A healthy human brain begins its life from a starting point on an individual human being’s genetic map and is influenced by the unique, multi-layered environment into which it is born. It is programmed to learn; to soak up the world around it; to make sense of it all; and, to find its own place and personality. As it drives the physical growth of the body, it is reaching further out into the world, giving it access to more sensory treasures. It is a relentless effort to learn about the world and gain influence over it.
The human brain learns through a remarkable process of gathering information from an environment that includes the body in which it resides; the support it receives from the people who provide care and nourishment; and from the infinite but unique physical universe around it.
No two brains are the same and each is born at a unique juncture of the dimensions of space, time, and energy. How it functions, physiologically is a process of collecting data from the stimuli in the universe, through all its sensory apparatus, and forming connections and pathways along its neural network. While science has learned much about how a brain forms those connections and pathways along its neural network, there is much more to learn. The brain remains one of the great mysteries of the universe.
The world’s scientists seem to agree about how we describe this process, based upon their collective observations, and have identified key developmental milestones that are common to every brain, whatever the time frame in which the milestones are reached—a lesson the drafters of academic standards would do well to learn. We must remember, however, that the observations of these scientists only describe the brain’s function, they do not define it. The brain, we might, say is its own architect. The brain functions at its own pace and rhythm within a world of incessant change.
Educators who assume responsibility for teaching the child in whom the brain resides must remind themselves they have no control over what the brain may have experienced before we became involved. We must begin our work at the unique point where we find it on its developmental path. It is not ours to command.
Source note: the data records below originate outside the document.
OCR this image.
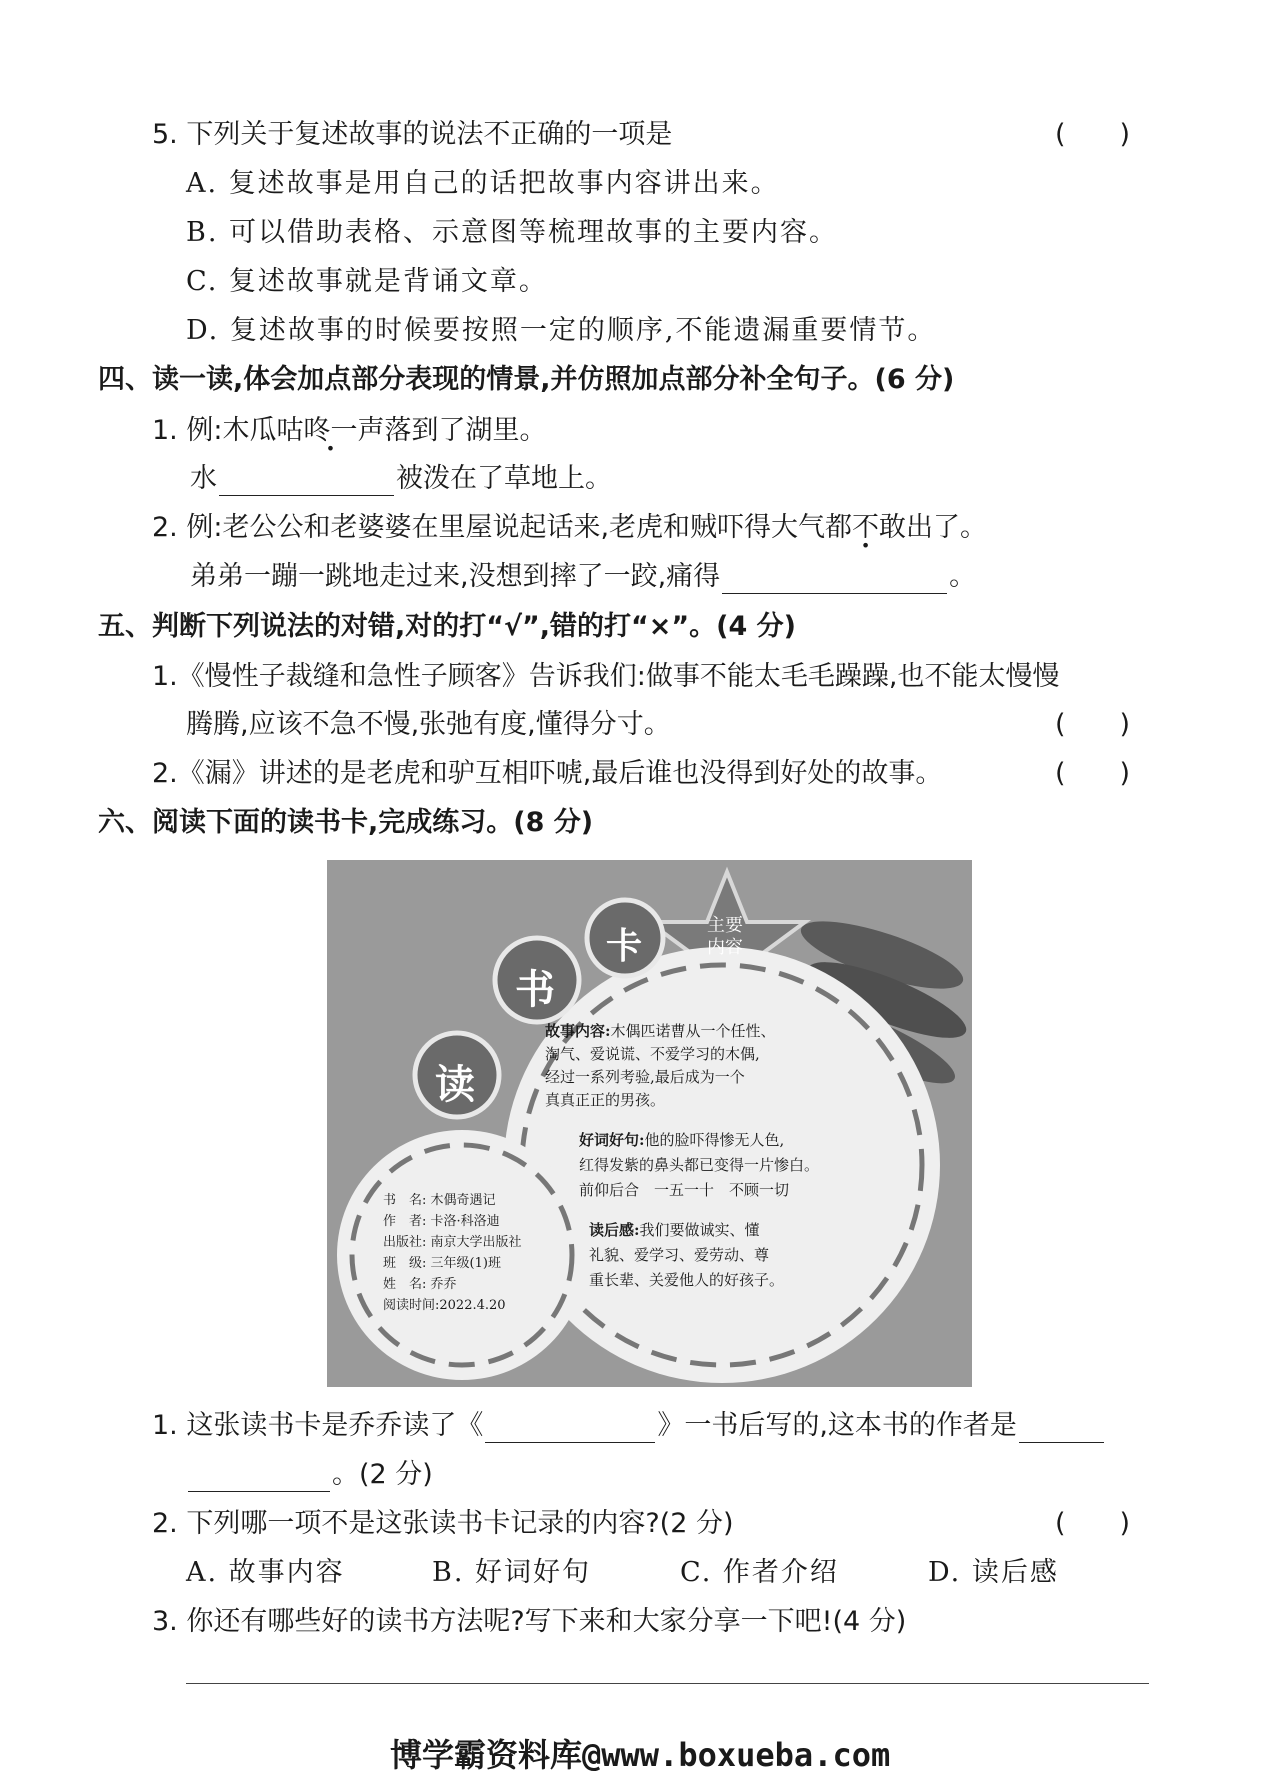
5. 下列关于复述故事的说法不正确的一项是	(　　)
A. 复述故事是用自己的话把故事内容讲出来。
B. 可以借助表格、示意图等梳理故事的主要内容。
C. 复述故事就是背诵文章。
D. 复述故事的时候要按照一定的顺序,不能遗漏重要情节。
四、读一读,体会加点部分表现的情景,并仿照加点部分补全句子。(6 分)
1. 例:木瓜咕咚一声落到了湖里。
水	被泼在了草地上。
2. 例:老公公和老婆婆在里屋说起话来,老虎和贼吓得大气都不敢出了 •。
弟弟一蹦一跳地走过来,没想到摔了一跤,痛得	。
五、判断下列说法的对错,对的打“√”,错的打“×”。(4 分)
1.《慢性子裁缝和急性子顾客》告诉我们:做事不能太毛毛躁躁,也不能太慢慢
腾腾,应该不急不慢,张弛有度,懂得分寸。	(　　)
2.《漏》讲述的是老虎和驴互相吓唬,最后谁也没得到好处的故事。	(　　)
六、阅读下面的读书卡,完成练习。(8 分)
读
书
卡
主要
内容
故事内容:木偶匹诺曹从一个任性、
淘气、爱说谎、不爱学习的木偶,
经过一系列考验,最后成为一个
真真正正的男孩。
好词好句:他的脸吓得惨无人色,
红得发紫的鼻头都已变得一片惨白。
前仰后合　一五一十　不顾一切
读后感:我们要做诚实、懂
礼貌、爱学习、爱劳动、尊
重长辈、关爱他人的好孩子。
书　名: 木偶奇遇记
作　者: 卡洛·科洛迪
出版社: 南京大学出版社
班　级: 三年级(1)班
姓　名: 乔乔
阅读时间:2022.4.20
1. 这张读书卡是乔乔读了《	》一书后写的,这本书的作者是
。(2 分)
2. 下列哪一项不是这张读书卡记录的内容?(2 分)	(　　)
A. 故事内容	B. 好词好句	C. 作者介绍	D. 读后感
3. 你还有哪些好的读书方法呢?写下来和大家分享一下吧!(4 分)
博学霸资料库@www.boxueba.com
Whatever he or she has endured, the brain’s motivation to learn is intrinsic. If environmental factors impede the brain’s growth and development, at any point along the way, there is a price to be paid but the brain is, also, a remarkably resilient entity that can learn almost anything. We have seen how people, even at an advanced age, can recover from debilitating strokes and some injuries. The brain is, at once, fragile and virile. It helps if we remember the brain does not unlearn things rather it keeps making new connections, gradually building on and/or replacing what was known before. Thus it is never too late to start anew.
The more stress and trauma a young brain may have endured, however, the more it needs our patient time, love, attention, and protection. Any challenges the child presents to his or her teachers reflect life experiences over which that child has had no control. Our purpose is to neither label nor pass judgment; neither should we keep score or assign grades. Our mission is to help the brain move down its development path and help the child become the best version of him or herself. Even after periods of deprivation the brain is ready to learn, again. As it learns, the pace of learning accelerates.
We must never give up on a child’s potential to learn, to catch up when they are behind, or to create something of value to the world; with a little help from us.